In isolation, Sleuth is a pretty good time. You get to see Michael Caine and Laurence Olivier overact their absolute faces off, and you can tell that they have a lot of fun in doing so. The setup of the film is aggressively faithful to the play from which it's adapted: two actors in total ever appear on screen, we stay within a single set (albeit a fairly large one), and there are three clear and obvious act breaks. This is not great cinema, but it is a pretty fun time, and you can tell that all the postmodern whodunnits like Knives Out sit in lineage and in conversation with this film. I'm glad to have watched it, even if — having seen what comes after it over the past fifty years — I found most of the twists and turns fairly predictable.

There is one exception to this, of course, and it's the way I found myself to the film: 1982's Deathtrap, also starring Michael Caine as one of the two leads. It too is an adaptation of a play and, well, very, very similar to this film. I'm going to go into spoiler territory a little bit here: Deathtrap came ten years after Sleuth and was chided for being somewhat derivative of the film, a charge that now makes a whole amount of sense. That being said, I was legitimately shocked at the initial twist in Deathtrap — it caught me completely off guard, having gone into the film blind. Whether it's Michael Caine's now ubiquitous drawl or his inability to pull off a Cockney accent, I saw through the twists and turns of this one with much more facility.

Deathtrap did not much feint at trying to be a serious film with serious messages.
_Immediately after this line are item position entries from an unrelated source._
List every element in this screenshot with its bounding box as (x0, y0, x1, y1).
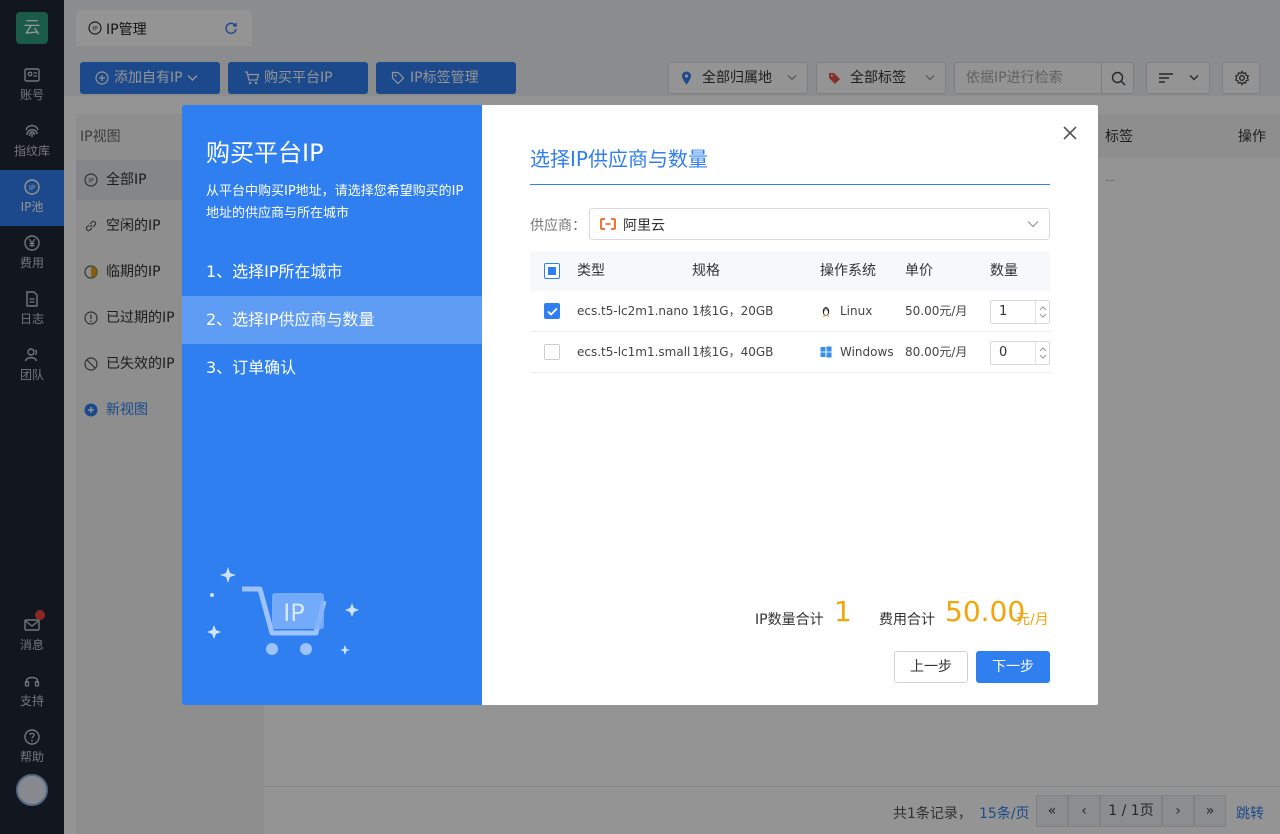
linux-icon (822, 307, 830, 317)
ip-total-value: 1 (834, 595, 852, 628)
column-header-spec: 规格 (692, 263, 720, 279)
dialog-steps-panel: 购买平台IP 从平台中购买IP地址，请选择您希望购买的IP地址的供应商与所在城市… (182, 105, 482, 705)
windows-icon (820, 346, 832, 358)
row-checkbox[interactable] (544, 303, 560, 319)
step-order-confirm[interactable]: 3、订单确认 (182, 344, 482, 392)
instance-price: 50.00元/月 (905, 304, 968, 318)
ip-total-label: IP数量合计 (755, 612, 824, 628)
instance-price: 80.00元/月 (905, 345, 968, 359)
column-header-os: 操作系统 (820, 263, 876, 279)
provider-label: 供应商： (530, 218, 586, 234)
cost-total-unit: 元/月 (1016, 612, 1049, 628)
quantity-stepper[interactable]: 0 (990, 341, 1050, 365)
instance-spec: 1核1G，40GB (692, 345, 774, 359)
step-select-provider[interactable]: 2、选择IP供应商与数量 (182, 296, 482, 344)
shopping-cart-illustration: IP (207, 567, 359, 655)
column-header-price: 单价 (905, 263, 933, 279)
dialog-description: 从平台中购买IP地址，请选择您希望购买的IP地址的供应商与所在城市 (206, 184, 464, 221)
quantity-value: 0 (999, 345, 1008, 360)
close-icon[interactable] (1062, 125, 1078, 141)
instance-os: Windows (840, 345, 894, 359)
section-divider (530, 184, 1050, 185)
dialog-content: 选择IP供应商与数量 供应商： 阿里云 类型 规格 操作系统 单价 数量 ecs… (482, 105, 1098, 705)
next-step-button[interactable]: 下一步 (976, 651, 1050, 683)
step-select-city[interactable]: 1、选择IP所在城市 (182, 248, 482, 296)
instance-type: ecs.t5-lc2m1.nano (577, 304, 689, 318)
provider-select[interactable]: 阿里云 (589, 208, 1050, 240)
instance-spec: 1核1G，20GB (692, 304, 774, 318)
check-icon (547, 307, 558, 316)
chevron-down-icon (1027, 221, 1039, 228)
previous-step-button[interactable]: 上一步 (894, 651, 968, 683)
provider-value: 阿里云 (623, 218, 665, 234)
quantity-stepper[interactable]: 1 (990, 300, 1050, 324)
instance-type: ecs.t5-lc1m1.small (577, 345, 691, 359)
stepper-up-down-icon (1039, 347, 1047, 359)
cost-total-label: 费用合计 (879, 612, 935, 628)
instance-table-header: 类型 规格 操作系统 单价 数量 (530, 251, 1050, 291)
instance-os: Linux (840, 304, 873, 318)
stepper-up-down-icon (1039, 306, 1047, 318)
quantity-value: 1 (999, 304, 1008, 319)
row-checkbox[interactable] (544, 344, 560, 360)
select-all-checkbox[interactable] (544, 263, 560, 279)
art-ip-text: IP (283, 599, 305, 627)
aliyun-logo-icon (600, 218, 616, 230)
buy-ip-dialog: 购买平台IP 从平台中购买IP地址，请选择您希望购买的IP地址的供应商与所在城市… (182, 105, 1098, 705)
dialog-title: 购买平台IP (206, 139, 324, 167)
column-header-type: 类型 (577, 263, 605, 279)
column-header-quantity: 数量 (990, 263, 1018, 279)
section-title: 选择IP供应商与数量 (530, 147, 708, 171)
stepper-arrows[interactable] (1035, 301, 1049, 323)
cost-total-value: 50.00 (945, 595, 1026, 628)
stepper-arrows[interactable] (1035, 342, 1049, 364)
table-row[interactable]: ecs.t5-lc1m1.small 1核1G，40GB Windows 80.… (530, 332, 1050, 373)
table-row[interactable]: ecs.t5-lc2m1.nano 1核1G，20GB Linux 50.00元… (530, 291, 1050, 332)
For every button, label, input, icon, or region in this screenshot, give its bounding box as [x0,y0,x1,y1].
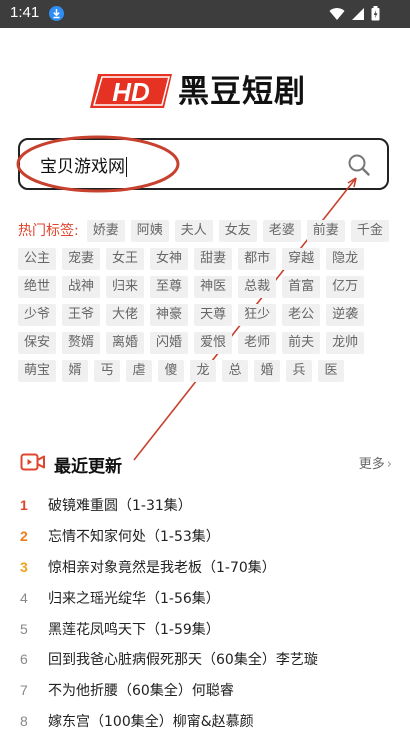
tag-item[interactable]: 前妻 [306,220,345,242]
tag-item[interactable]: 保安 [18,332,57,354]
tag-item[interactable]: 婚 [254,360,281,382]
tag-item[interactable]: 阿姨 [130,220,169,242]
app-logo: HD 黑豆短剧 [90,72,320,112]
tag-item[interactable]: 老公 [282,304,321,326]
search-icon[interactable] [347,153,371,177]
wifi-icon [329,7,345,20]
tag-item[interactable]: 总裁 [238,276,277,298]
list-item-title: 回到我爸心脏病假死那天（60集全）李艺璇 [48,652,318,669]
tag-item[interactable]: 医 [318,360,345,382]
list-item-rank: 1 [20,497,28,514]
list-item[interactable]: 1 破镜难重圆（1-31集） [18,490,398,521]
list-item-title: 黑莲花凤鸣天下（1-59集） [48,621,220,638]
tag-item[interactable]: 赘婿 [62,332,101,354]
tag-item[interactable]: 丐 [94,360,121,382]
list-item-rank: 7 [20,682,28,699]
status-time: 1:41 [10,4,40,21]
tag-item[interactable]: 女神 [150,248,189,270]
hd-logo-icon: HD [90,74,172,108]
list-item-title: 嫁东宫（100集全）柳甯&赵慕颜 [48,713,254,729]
list-item-rank: 8 [20,712,28,729]
tag-item[interactable]: 爱恨 [194,332,233,354]
text-caret [126,157,127,177]
list-item[interactable]: 8 嫁东宫（100集全）柳甯&赵慕颜 [18,706,398,729]
battery-icon [371,6,380,21]
tag-item[interactable]: 兵 [286,360,313,382]
tag-item[interactable]: 大佬 [106,304,145,326]
tag-item[interactable]: 甜妻 [194,248,233,270]
tag-item[interactable]: 女王 [106,248,145,270]
list-item-rank: 3 [20,558,28,575]
tag-item[interactable]: 萌宝 [18,360,57,382]
video-icon [20,453,45,471]
list-item-title: 忘情不知家何处（1-53集） [48,529,220,546]
list-item-title: 惊相亲对象竟然是我老板（1-70集） [48,559,276,576]
list-item-title: 不为他折腰（60集全）何聪睿 [48,683,234,700]
list-item[interactable]: 4 归来之瑶光绽华（1-56集） [18,582,398,613]
tag-item[interactable]: 傻 [158,360,185,382]
tag-item[interactable]: 神豪 [150,304,189,326]
tag-item[interactable]: 龙帅 [326,332,365,354]
tag-item[interactable]: 穿越 [282,248,321,270]
tag-item[interactable]: 娇妻 [86,220,125,242]
tag-item[interactable]: 虐 [126,360,153,382]
chevron-right-icon: › [386,457,392,472]
tag-item[interactable]: 至尊 [150,276,189,298]
list-item[interactable]: 5 黑莲花凤鸣天下（1-59集） [18,613,398,644]
list-item-title: 归来之瑶光绽华（1-56集） [48,590,220,607]
recent-section-header: 最近更新 更多 › [20,448,392,478]
tag-item[interactable]: 归来 [106,276,145,298]
tag-item[interactable]: 神医 [194,276,233,298]
list-item-rank: 6 [20,651,28,668]
tag-item[interactable]: 战神 [62,276,101,298]
tag-item[interactable]: 龙 [190,360,217,382]
tag-item[interactable]: 离婚 [106,332,145,354]
search-box[interactable]: 宝贝游戏网 [18,138,389,190]
tag-item[interactable]: 逆袭 [326,304,365,326]
system-icons [329,6,380,21]
tag-item[interactable]: 亿万 [326,276,365,298]
more-link[interactable]: 更多 › [359,453,392,472]
download-icon [49,6,64,21]
tag-item[interactable]: 狂少 [238,304,277,326]
recent-list: 1 破镜难重圆（1-31集） 2 忘情不知家何处（1-53集） 3 惊相亲对象竟… [18,490,398,729]
tag-item[interactable]: 都市 [238,248,277,270]
tag-item[interactable]: 公主 [18,248,57,270]
tag-item[interactable]: 千金 [350,220,389,242]
list-item-title: 破镜难重圆（1-31集） [48,498,192,515]
tag-item[interactable]: 宠妻 [62,248,101,270]
search-input-value: 宝贝游戏网 [40,157,125,177]
tag-item[interactable]: 绝世 [18,276,57,298]
tag-item[interactable]: 天尊 [194,304,233,326]
tag-item[interactable]: 王爷 [62,304,101,326]
tag-item[interactable]: 闪婚 [150,332,189,354]
tag-item[interactable]: 夫人 [174,220,213,242]
tag-item[interactable]: 隐龙 [326,248,365,270]
list-item[interactable]: 3 惊相亲对象竟然是我老板（1-70集） [18,552,398,583]
list-item[interactable]: 7 不为他折腰（60集全）何聪睿 [18,675,398,706]
list-item-rank: 5 [20,620,28,637]
hd-logo-text: HD [112,77,150,107]
hot-tags: 热门标签: 娇妻 阿姨 夫人 女友 老婆 前妻 千金 公主 宠妻 女王 女神 甜… [18,220,394,382]
list-item[interactable]: 6 回到我爸心脏病假死那天（60集全）李艺璇 [18,644,398,675]
tag-item[interactable]: 女友 [218,220,257,242]
signal-icon [352,7,364,20]
list-item-rank: 4 [20,589,28,606]
tag-item[interactable]: 前夫 [282,332,321,354]
tag-item[interactable]: 老师 [238,332,277,354]
search-input[interactable]: 宝贝游戏网 [40,152,127,177]
status-bar: 1:41 [0,0,410,28]
tag-item[interactable]: 老婆 [262,220,301,242]
app-title: 黑豆短剧 [178,74,306,110]
list-item[interactable]: 2 忘情不知家何处（1-53集） [18,521,398,552]
tag-item[interactable]: 首富 [282,276,321,298]
tag-item[interactable]: 婿 [62,360,89,382]
recent-section-title: 最近更新 [54,457,122,477]
list-item-rank: 2 [20,528,28,545]
tag-item[interactable]: 少爷 [18,304,57,326]
tag-item[interactable]: 总 [222,360,249,382]
hot-tags-label: 热门标签: [18,223,79,239]
more-label: 更多 [358,457,385,472]
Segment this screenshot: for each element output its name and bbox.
This film has a pretty meaningful undercurrent of class warfare, and the slow turn from "ha ha, look at them jest and spar and go closer and closer to the edge" to "oh no, they've actually broken" was fairly gripping. But I think this film, even if it laid the groundwork, does not do anything quite as masterful as Christopher Reeve's performance in its spiritual successor. If you have to choose between one of the two, I'd still go with Deathtrap for that reason alone. But if you like that film — or say Game Night, which in reflection is both a criminally underrated movie and also one very deeply in this lineage — you should still check this out.


Having read a great essay on this movie and its American remake by Branaugh, two other notes come to mind:

  1. Olivier's Wyke is a great character with just enough eccentricity about him. In most of these metafictions involving a crime writer, they can end up one-dimensional — think Plummer's character in Knives Out. This film succeeds on the strength of Olivier confusing not just Caine but the audience as to what is real and what is madcap.
  2. The ending — does it work? Certainly it could not end any other way; there is something chilling about the final shots and sounds of the cacophony of animatronics. But it feels inevitable rather than shocking, and I ultimately don't care about either of the two leads' lives enough to feel any sense of deep sorrow or doom.